Он открыл нижнюю запертую секцию книжного шкафа, выдернул из вороха бумаг мятую картонную коробку, пошарил в освободившемся за ней пространстве и достал собранные в полиэтиленовый пакет осколки пластинки и тонкую выцветшую серо-зеленую папку для бумаг.
Стоя на коленях на полу и расположив вокруг себя свои тайные сокровища, Павел бережно раскрыл папку, в которой лежал один-единственный ветхий, обтрепанный по краям лист нотной бумаги.
– Сжег! Как же! – фыркнул Павел, задумчиво глядя на ноты, торопливым нервным почерком кривовато нацарапанные на строгих прямых линейках.
– Если бы ты сказал мне о ней тогда, я бы этого не сделал! – пожаловался Павел. – Лучше бы ты сказал. Впрочем, чего уж теперь…
Сложив листок, он сунул его в пакет с осколками и не без труда запихнул все вместе во внутренний карман пиджака.

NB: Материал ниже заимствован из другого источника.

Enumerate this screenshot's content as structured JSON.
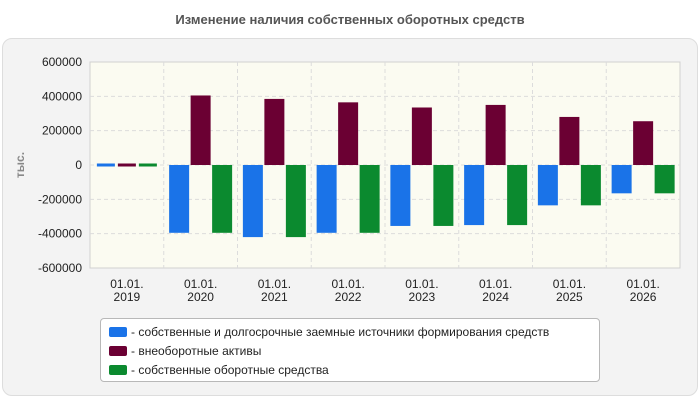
{
  "chart_data": {
    "type": "bar",
    "title": "Изменение наличия собственных оборотных средств",
    "ylabel": "тыс.",
    "categories": [
      "01.01.\n2019",
      "01.01.\n2020",
      "01.01.\n2021",
      "01.01.\n2022",
      "01.01.\n2023",
      "01.01.\n2024",
      "01.01.\n2025",
      "01.01.\n2026"
    ],
    "ylim": [
      -600000,
      600000
    ],
    "yticks": [
      600000,
      400000,
      200000,
      0,
      -200000,
      -400000,
      -600000
    ],
    "grid": true,
    "legend_position": "bottom",
    "series": [
      {
        "name": "- собственные и долгосрочные заемные источники формирования средств",
        "color": "#1a73e8",
        "values": [
          8000,
          -395000,
          -420000,
          -395000,
          -355000,
          -350000,
          -235000,
          -165000
        ]
      },
      {
        "name": "- внеоборотные активы",
        "color": "#6b0033",
        "values": [
          8000,
          405000,
          385000,
          365000,
          335000,
          350000,
          280000,
          255000
        ]
      },
      {
        "name": "- собственные оборотные средства",
        "color": "#0b8a2f",
        "values": [
          8000,
          -395000,
          -420000,
          -395000,
          -355000,
          -350000,
          -235000,
          -165000
        ]
      }
    ]
  }
}
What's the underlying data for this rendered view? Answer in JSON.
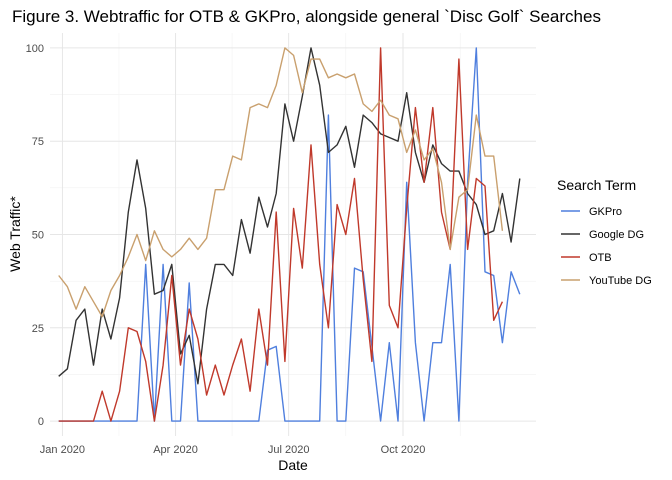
{
  "chart_data": {
    "type": "line",
    "title": "Figure 3. Webtraffic for OTB & GKPro, alongside general `Disc Golf` Searches",
    "xlabel": "Date",
    "ylabel": "Web Traffic*",
    "xlim": [
      "2019-12-22",
      "2021-01-16"
    ],
    "ylim": [
      -4,
      104
    ],
    "x_ticks": [
      {
        "date": "2020-01-01",
        "label": "Jan 2020"
      },
      {
        "date": "2020-04-01",
        "label": "Apr 2020"
      },
      {
        "date": "2020-07-01",
        "label": "Jul 2020"
      },
      {
        "date": "2020-10-01",
        "label": "Oct 2020"
      }
    ],
    "y_ticks": [
      0,
      25,
      50,
      75,
      100
    ],
    "grid": true,
    "legend": {
      "title": "Search Term",
      "position": "right"
    },
    "x": [
      "2019-12-29",
      "2020-01-05",
      "2020-01-12",
      "2020-01-19",
      "2020-01-26",
      "2020-02-02",
      "2020-02-09",
      "2020-02-16",
      "2020-02-23",
      "2020-03-01",
      "2020-03-08",
      "2020-03-15",
      "2020-03-22",
      "2020-03-29",
      "2020-04-05",
      "2020-04-12",
      "2020-04-19",
      "2020-04-26",
      "2020-05-03",
      "2020-05-10",
      "2020-05-17",
      "2020-05-24",
      "2020-05-31",
      "2020-06-07",
      "2020-06-14",
      "2020-06-21",
      "2020-06-28",
      "2020-07-05",
      "2020-07-12",
      "2020-07-19",
      "2020-07-26",
      "2020-08-02",
      "2020-08-09",
      "2020-08-16",
      "2020-08-23",
      "2020-08-30",
      "2020-09-06",
      "2020-09-13",
      "2020-09-20",
      "2020-09-27",
      "2020-10-04",
      "2020-10-11",
      "2020-10-18",
      "2020-10-25",
      "2020-11-01",
      "2020-11-08",
      "2020-11-15",
      "2020-11-22",
      "2020-11-29",
      "2020-12-06",
      "2020-12-13",
      "2020-12-20",
      "2020-12-27",
      "2021-01-03",
      "2021-01-10"
    ],
    "series": [
      {
        "name": "GKPro",
        "color": "#4f7fde",
        "values": [
          0,
          0,
          0,
          0,
          0,
          0,
          0,
          0,
          0,
          0,
          42,
          0,
          42,
          0,
          0,
          37,
          0,
          0,
          0,
          0,
          0,
          0,
          0,
          0,
          19,
          20,
          0,
          0,
          0,
          0,
          0,
          82,
          0,
          0,
          41,
          40,
          20,
          0,
          21,
          0,
          64,
          21,
          0,
          21,
          21,
          42,
          0,
          64,
          100,
          40,
          39,
          21,
          40,
          34,
          null
        ]
      },
      {
        "name": "Google DG",
        "color": "#333333",
        "values": [
          12,
          14,
          27,
          30,
          15,
          30,
          22,
          33,
          56,
          70,
          57,
          34,
          35,
          42,
          18,
          23,
          10,
          30,
          42,
          42,
          39,
          54,
          45,
          60,
          52,
          61,
          85,
          75,
          87,
          100,
          90,
          72,
          74,
          79,
          68,
          82,
          80,
          77,
          76,
          75,
          88,
          72,
          64,
          74,
          69,
          67,
          67,
          61,
          58,
          50,
          51,
          61,
          48,
          65,
          null
        ]
      },
      {
        "name": "OTB",
        "color": "#c0392b",
        "values": [
          0,
          0,
          0,
          0,
          0,
          8,
          0,
          8,
          25,
          24,
          16,
          0,
          15,
          39,
          15,
          30,
          22,
          7,
          15,
          7,
          15,
          22,
          8,
          30,
          15,
          56,
          16,
          57,
          41,
          74,
          42,
          25,
          58,
          50,
          65,
          38,
          16,
          100,
          31,
          25,
          57,
          84,
          64,
          84,
          56,
          46,
          97,
          46,
          65,
          63,
          27,
          32,
          null,
          null,
          null
        ]
      },
      {
        "name": "YouTube DG",
        "color": "#c9a06e",
        "values": [
          39,
          36,
          30,
          36,
          32,
          28,
          35,
          39,
          44,
          50,
          43,
          51,
          46,
          44,
          46,
          49,
          46,
          49,
          62,
          62,
          71,
          70,
          84,
          85,
          84,
          90,
          100,
          98,
          88,
          97,
          97,
          92,
          93,
          92,
          93,
          85,
          83,
          86,
          82,
          81,
          72,
          78,
          70,
          73,
          64,
          46,
          60,
          62,
          82,
          71,
          71,
          51,
          null,
          null,
          null
        ]
      }
    ]
  }
}
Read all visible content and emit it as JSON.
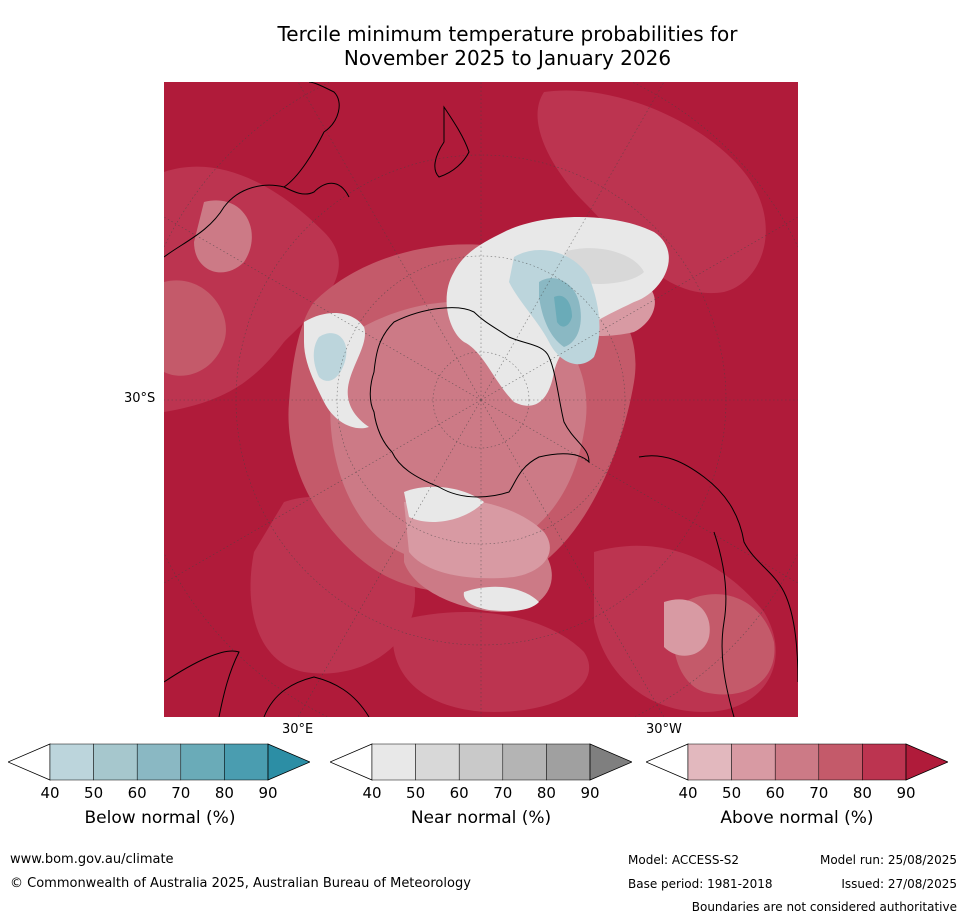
{
  "title": {
    "line1": "Tercile minimum temperature probabilities for",
    "line2": "November 2025 to January 2026"
  },
  "map": {
    "projection": "south-polar-stereographic",
    "label_left": "30°S",
    "label_30e": "30°E",
    "label_30w": "30°W"
  },
  "colorbars": [
    {
      "name": "below",
      "title": "Below normal (%)",
      "ticks": [
        "40",
        "50",
        "60",
        "70",
        "80",
        "90"
      ],
      "colors": [
        "#ffffff",
        "#bcd5dc",
        "#a6c7cd",
        "#8ab8c3",
        "#6aabb8",
        "#4a9db0",
        "#2c8ea5"
      ]
    },
    {
      "name": "near",
      "title": "Near normal (%)",
      "ticks": [
        "40",
        "50",
        "60",
        "70",
        "80",
        "90"
      ],
      "colors": [
        "#ffffff",
        "#e8e8e8",
        "#d8d8d8",
        "#c9c9c9",
        "#b4b4b4",
        "#a0a0a0",
        "#7f7f7f"
      ]
    },
    {
      "name": "above",
      "title": "Above normal (%)",
      "ticks": [
        "40",
        "50",
        "60",
        "70",
        "80",
        "90"
      ],
      "colors": [
        "#ffffff",
        "#e2b8be",
        "#d89aa3",
        "#cc7a86",
        "#c45a6a",
        "#bc3450",
        "#b01b3a"
      ]
    }
  ],
  "footer": {
    "website": "www.bom.gov.au/climate",
    "copyright": "© Commonwealth of Australia 2025, Australian Bureau of Meteorology",
    "model": "Model: ACCESS-S2",
    "model_run": "Model run: 25/08/2025",
    "base_period": "Base period: 1981-2018",
    "issued": "Issued: 27/08/2025",
    "boundaries": "Boundaries are not considered authoritative"
  }
}
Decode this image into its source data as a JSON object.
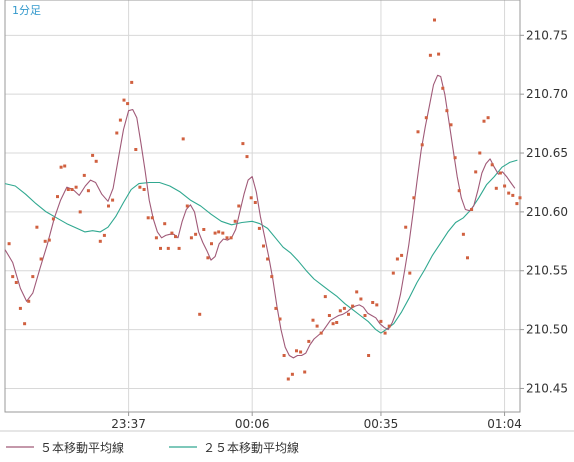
{
  "chart_data": {
    "type": "line",
    "title": "1分足",
    "xlabel": "",
    "ylabel": "",
    "ylim": [
      210.43,
      210.78
    ],
    "xlim": [
      0,
      100
    ],
    "grid": true,
    "legend_position": "bottom-left",
    "colors": {
      "ma5": "#a05a78",
      "ma25": "#30a890",
      "points": "#d06040",
      "grid": "#d8d8d8",
      "axis": "#999999",
      "title": "#3399cc"
    },
    "x_ticks": [
      {
        "x": 24,
        "label": "23:37"
      },
      {
        "x": 48,
        "label": "00:06"
      },
      {
        "x": 73,
        "label": "00:35"
      },
      {
        "x": 97,
        "label": "01:04"
      }
    ],
    "y_ticks": [
      210.45,
      210.5,
      210.55,
      210.6,
      210.65,
      210.7,
      210.75
    ],
    "y_tick_labels": [
      "210.45",
      "210.50",
      "210.55",
      "210.60",
      "210.65",
      "210.70",
      "210.75"
    ],
    "points": [
      [
        0.8,
        210.573
      ],
      [
        1.5,
        210.545
      ],
      [
        2.2,
        210.54
      ],
      [
        3.0,
        210.518
      ],
      [
        3.8,
        210.505
      ],
      [
        4.6,
        210.524
      ],
      [
        5.4,
        210.545
      ],
      [
        6.2,
        210.587
      ],
      [
        7.0,
        210.56
      ],
      [
        7.8,
        210.575
      ],
      [
        8.6,
        210.576
      ],
      [
        9.4,
        210.594
      ],
      [
        10.2,
        210.613
      ],
      [
        10.9,
        210.638
      ],
      [
        11.6,
        210.639
      ],
      [
        12.3,
        210.619
      ],
      [
        13.0,
        210.619
      ],
      [
        13.8,
        210.621
      ],
      [
        14.6,
        210.6
      ],
      [
        15.4,
        210.631
      ],
      [
        16.2,
        210.618
      ],
      [
        17.0,
        210.648
      ],
      [
        17.7,
        210.643
      ],
      [
        18.5,
        210.575
      ],
      [
        19.3,
        210.58
      ],
      [
        20.1,
        210.605
      ],
      [
        20.9,
        210.61
      ],
      [
        21.7,
        210.667
      ],
      [
        22.4,
        210.678
      ],
      [
        23.1,
        210.695
      ],
      [
        23.8,
        210.692
      ],
      [
        24.6,
        210.71
      ],
      [
        25.4,
        210.653
      ],
      [
        26.2,
        210.621
      ],
      [
        27.0,
        210.619
      ],
      [
        27.8,
        210.595
      ],
      [
        28.6,
        210.595
      ],
      [
        29.4,
        210.578
      ],
      [
        30.2,
        210.569
      ],
      [
        31.0,
        210.59
      ],
      [
        31.7,
        210.569
      ],
      [
        32.4,
        210.582
      ],
      [
        33.1,
        210.579
      ],
      [
        33.8,
        210.569
      ],
      [
        34.6,
        210.662
      ],
      [
        35.4,
        210.605
      ],
      [
        36.2,
        210.578
      ],
      [
        37.0,
        210.581
      ],
      [
        37.8,
        210.513
      ],
      [
        38.6,
        210.585
      ],
      [
        39.4,
        210.561
      ],
      [
        40.1,
        210.573
      ],
      [
        40.8,
        210.582
      ],
      [
        41.5,
        210.583
      ],
      [
        42.3,
        210.582
      ],
      [
        43.1,
        210.578
      ],
      [
        43.9,
        210.578
      ],
      [
        44.7,
        210.592
      ],
      [
        45.4,
        210.605
      ],
      [
        46.2,
        210.658
      ],
      [
        47.0,
        210.647
      ],
      [
        47.8,
        210.612
      ],
      [
        48.6,
        210.608
      ],
      [
        49.4,
        210.586
      ],
      [
        50.2,
        210.571
      ],
      [
        51.0,
        210.56
      ],
      [
        51.8,
        210.545
      ],
      [
        52.6,
        210.518
      ],
      [
        53.4,
        210.509
      ],
      [
        54.2,
        210.478
      ],
      [
        55.0,
        210.458
      ],
      [
        55.8,
        210.462
      ],
      [
        56.6,
        210.482
      ],
      [
        57.4,
        210.481
      ],
      [
        58.2,
        210.464
      ],
      [
        59.0,
        210.49
      ],
      [
        59.8,
        210.508
      ],
      [
        60.6,
        210.503
      ],
      [
        61.4,
        210.497
      ],
      [
        62.2,
        210.528
      ],
      [
        63.0,
        210.512
      ],
      [
        63.7,
        210.505
      ],
      [
        64.4,
        210.506
      ],
      [
        65.1,
        210.516
      ],
      [
        65.9,
        210.518
      ],
      [
        66.7,
        210.513
      ],
      [
        67.5,
        210.52
      ],
      [
        68.3,
        210.532
      ],
      [
        69.1,
        210.526
      ],
      [
        69.9,
        210.512
      ],
      [
        70.6,
        210.478
      ],
      [
        71.4,
        210.523
      ],
      [
        72.2,
        210.521
      ],
      [
        73.0,
        210.507
      ],
      [
        73.8,
        210.497
      ],
      [
        74.6,
        210.503
      ],
      [
        75.4,
        210.548
      ],
      [
        76.2,
        210.56
      ],
      [
        77.0,
        210.563
      ],
      [
        77.8,
        210.587
      ],
      [
        78.6,
        210.548
      ],
      [
        79.4,
        210.612
      ],
      [
        80.2,
        210.668
      ],
      [
        81.0,
        210.657
      ],
      [
        81.8,
        210.68
      ],
      [
        82.6,
        210.733
      ],
      [
        83.4,
        210.763
      ],
      [
        84.2,
        210.734
      ],
      [
        85.0,
        210.705
      ],
      [
        85.8,
        210.686
      ],
      [
        86.6,
        210.674
      ],
      [
        87.4,
        210.646
      ],
      [
        88.2,
        210.618
      ],
      [
        89.0,
        210.581
      ],
      [
        89.8,
        210.561
      ],
      [
        90.6,
        210.602
      ],
      [
        91.4,
        210.634
      ],
      [
        92.2,
        210.65
      ],
      [
        93.0,
        210.677
      ],
      [
        93.8,
        210.68
      ],
      [
        94.6,
        210.64
      ],
      [
        95.4,
        210.62
      ],
      [
        96.2,
        210.633
      ],
      [
        97.0,
        210.622
      ],
      [
        97.8,
        210.616
      ],
      [
        98.6,
        210.614
      ],
      [
        99.4,
        210.607
      ],
      [
        100.0,
        210.612
      ]
    ],
    "series": [
      {
        "name": "５本移動平均線",
        "color": "#a05a78",
        "values": [
          [
            0.0,
            210.568
          ],
          [
            1.5,
            210.557
          ],
          [
            3.0,
            210.535
          ],
          [
            4.2,
            210.524
          ],
          [
            5.4,
            210.531
          ],
          [
            6.8,
            210.552
          ],
          [
            8.2,
            210.572
          ],
          [
            9.6,
            210.595
          ],
          [
            10.8,
            210.61
          ],
          [
            12.0,
            210.621
          ],
          [
            13.2,
            210.619
          ],
          [
            14.4,
            210.614
          ],
          [
            15.6,
            210.622
          ],
          [
            16.6,
            210.627
          ],
          [
            17.6,
            210.625
          ],
          [
            18.8,
            210.615
          ],
          [
            20.0,
            210.609
          ],
          [
            21.0,
            210.62
          ],
          [
            22.0,
            210.645
          ],
          [
            23.0,
            210.67
          ],
          [
            24.0,
            210.686
          ],
          [
            24.8,
            210.687
          ],
          [
            25.6,
            210.68
          ],
          [
            26.4,
            210.658
          ],
          [
            27.2,
            210.635
          ],
          [
            28.0,
            210.61
          ],
          [
            28.8,
            210.594
          ],
          [
            29.6,
            210.583
          ],
          [
            30.4,
            210.578
          ],
          [
            31.2,
            210.58
          ],
          [
            32.0,
            210.581
          ],
          [
            32.8,
            210.581
          ],
          [
            33.6,
            210.578
          ],
          [
            34.4,
            210.592
          ],
          [
            35.2,
            210.602
          ],
          [
            36.0,
            210.606
          ],
          [
            36.8,
            210.6
          ],
          [
            37.6,
            210.583
          ],
          [
            38.4,
            210.574
          ],
          [
            39.2,
            210.567
          ],
          [
            40.0,
            210.559
          ],
          [
            40.8,
            210.562
          ],
          [
            41.6,
            210.573
          ],
          [
            42.4,
            210.577
          ],
          [
            43.2,
            210.576
          ],
          [
            44.0,
            210.578
          ],
          [
            44.8,
            210.585
          ],
          [
            45.6,
            210.6
          ],
          [
            46.4,
            210.615
          ],
          [
            47.2,
            210.627
          ],
          [
            48.0,
            210.63
          ],
          [
            48.8,
            210.617
          ],
          [
            49.6,
            210.596
          ],
          [
            50.4,
            210.579
          ],
          [
            51.2,
            210.562
          ],
          [
            52.0,
            210.543
          ],
          [
            52.8,
            210.52
          ],
          [
            53.6,
            210.5
          ],
          [
            54.4,
            210.485
          ],
          [
            55.2,
            210.478
          ],
          [
            56.0,
            210.476
          ],
          [
            56.8,
            210.478
          ],
          [
            57.6,
            210.478
          ],
          [
            58.4,
            210.48
          ],
          [
            59.2,
            210.487
          ],
          [
            60.0,
            210.492
          ],
          [
            60.8,
            210.495
          ],
          [
            61.6,
            210.498
          ],
          [
            62.4,
            210.503
          ],
          [
            63.2,
            210.508
          ],
          [
            64.0,
            210.51
          ],
          [
            64.8,
            210.512
          ],
          [
            65.6,
            210.513
          ],
          [
            66.4,
            210.515
          ],
          [
            67.2,
            210.518
          ],
          [
            68.0,
            210.52
          ],
          [
            68.8,
            210.521
          ],
          [
            69.6,
            210.519
          ],
          [
            70.4,
            210.514
          ],
          [
            71.2,
            210.512
          ],
          [
            72.0,
            210.51
          ],
          [
            72.8,
            210.505
          ],
          [
            73.6,
            210.502
          ],
          [
            74.4,
            210.5
          ],
          [
            75.2,
            210.506
          ],
          [
            76.0,
            210.515
          ],
          [
            76.8,
            210.53
          ],
          [
            77.6,
            210.55
          ],
          [
            78.4,
            210.572
          ],
          [
            79.2,
            210.598
          ],
          [
            80.0,
            210.626
          ],
          [
            80.8,
            210.652
          ],
          [
            81.6,
            210.672
          ],
          [
            82.4,
            210.69
          ],
          [
            83.2,
            210.708
          ],
          [
            84.0,
            210.716
          ],
          [
            84.6,
            210.715
          ],
          [
            85.4,
            210.7
          ],
          [
            86.2,
            210.677
          ],
          [
            87.0,
            210.653
          ],
          [
            87.8,
            210.63
          ],
          [
            88.6,
            210.612
          ],
          [
            89.4,
            210.602
          ],
          [
            90.2,
            210.601
          ],
          [
            91.0,
            210.605
          ],
          [
            91.8,
            210.618
          ],
          [
            92.6,
            210.633
          ],
          [
            93.4,
            210.641
          ],
          [
            94.2,
            210.645
          ],
          [
            95.0,
            210.638
          ],
          [
            95.8,
            210.632
          ],
          [
            96.6,
            210.634
          ],
          [
            97.4,
            210.63
          ],
          [
            98.2,
            210.625
          ],
          [
            99.0,
            210.62
          ]
        ]
      },
      {
        "name": "２５本移動平均線",
        "color": "#30a890",
        "values": [
          [
            0.0,
            210.624
          ],
          [
            2.0,
            210.622
          ],
          [
            4.0,
            210.615
          ],
          [
            6.0,
            210.607
          ],
          [
            8.0,
            210.6
          ],
          [
            10.0,
            210.595
          ],
          [
            12.0,
            210.59
          ],
          [
            14.0,
            210.586
          ],
          [
            15.5,
            210.583
          ],
          [
            17.0,
            210.584
          ],
          [
            18.5,
            210.583
          ],
          [
            20.0,
            210.587
          ],
          [
            21.5,
            210.596
          ],
          [
            23.0,
            210.608
          ],
          [
            24.5,
            210.619
          ],
          [
            26.0,
            210.624
          ],
          [
            28.0,
            210.625
          ],
          [
            30.0,
            210.625
          ],
          [
            32.0,
            210.622
          ],
          [
            34.0,
            210.617
          ],
          [
            36.0,
            210.61
          ],
          [
            38.0,
            210.605
          ],
          [
            40.0,
            210.598
          ],
          [
            42.0,
            210.592
          ],
          [
            44.0,
            210.589
          ],
          [
            46.0,
            210.591
          ],
          [
            48.0,
            210.592
          ],
          [
            49.5,
            210.59
          ],
          [
            51.0,
            210.586
          ],
          [
            52.5,
            210.578
          ],
          [
            54.0,
            210.57
          ],
          [
            55.5,
            210.565
          ],
          [
            57.0,
            210.558
          ],
          [
            58.5,
            210.55
          ],
          [
            60.0,
            210.543
          ],
          [
            61.5,
            210.538
          ],
          [
            63.0,
            210.533
          ],
          [
            64.5,
            210.528
          ],
          [
            66.0,
            210.522
          ],
          [
            67.5,
            210.517
          ],
          [
            69.0,
            210.512
          ],
          [
            70.5,
            210.507
          ],
          [
            72.0,
            210.5
          ],
          [
            73.0,
            210.497
          ],
          [
            74.0,
            210.5
          ],
          [
            75.5,
            210.505
          ],
          [
            77.0,
            210.515
          ],
          [
            78.5,
            210.527
          ],
          [
            80.0,
            210.54
          ],
          [
            81.5,
            210.551
          ],
          [
            83.0,
            210.563
          ],
          [
            84.5,
            210.573
          ],
          [
            86.0,
            210.583
          ],
          [
            87.5,
            210.591
          ],
          [
            89.0,
            210.595
          ],
          [
            90.5,
            210.602
          ],
          [
            92.0,
            210.612
          ],
          [
            93.5,
            210.623
          ],
          [
            95.0,
            210.63
          ],
          [
            96.5,
            210.638
          ],
          [
            98.0,
            210.642
          ],
          [
            99.5,
            210.644
          ]
        ]
      }
    ]
  }
}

Потом он открыл коробку – в ней хранились аккуратно надписанные конверты с письмами. Павел достал пару штук лежавших сверху, подержал в руках и положил обратно. Похлопал себя по карманам, ища спички. Нашел пачку сигарет, машинально вытащил одну, сунул в рот. Добыв наконец спички, прикурил и положил их в карман. Посмотрел на письма, вспомнил, зачем ему, собственно, нужны были спички, но только махнул рукой, закрыл коробку и запихнул обратно в шкаф, запер секцию и, подумав, оставил ключ в замке.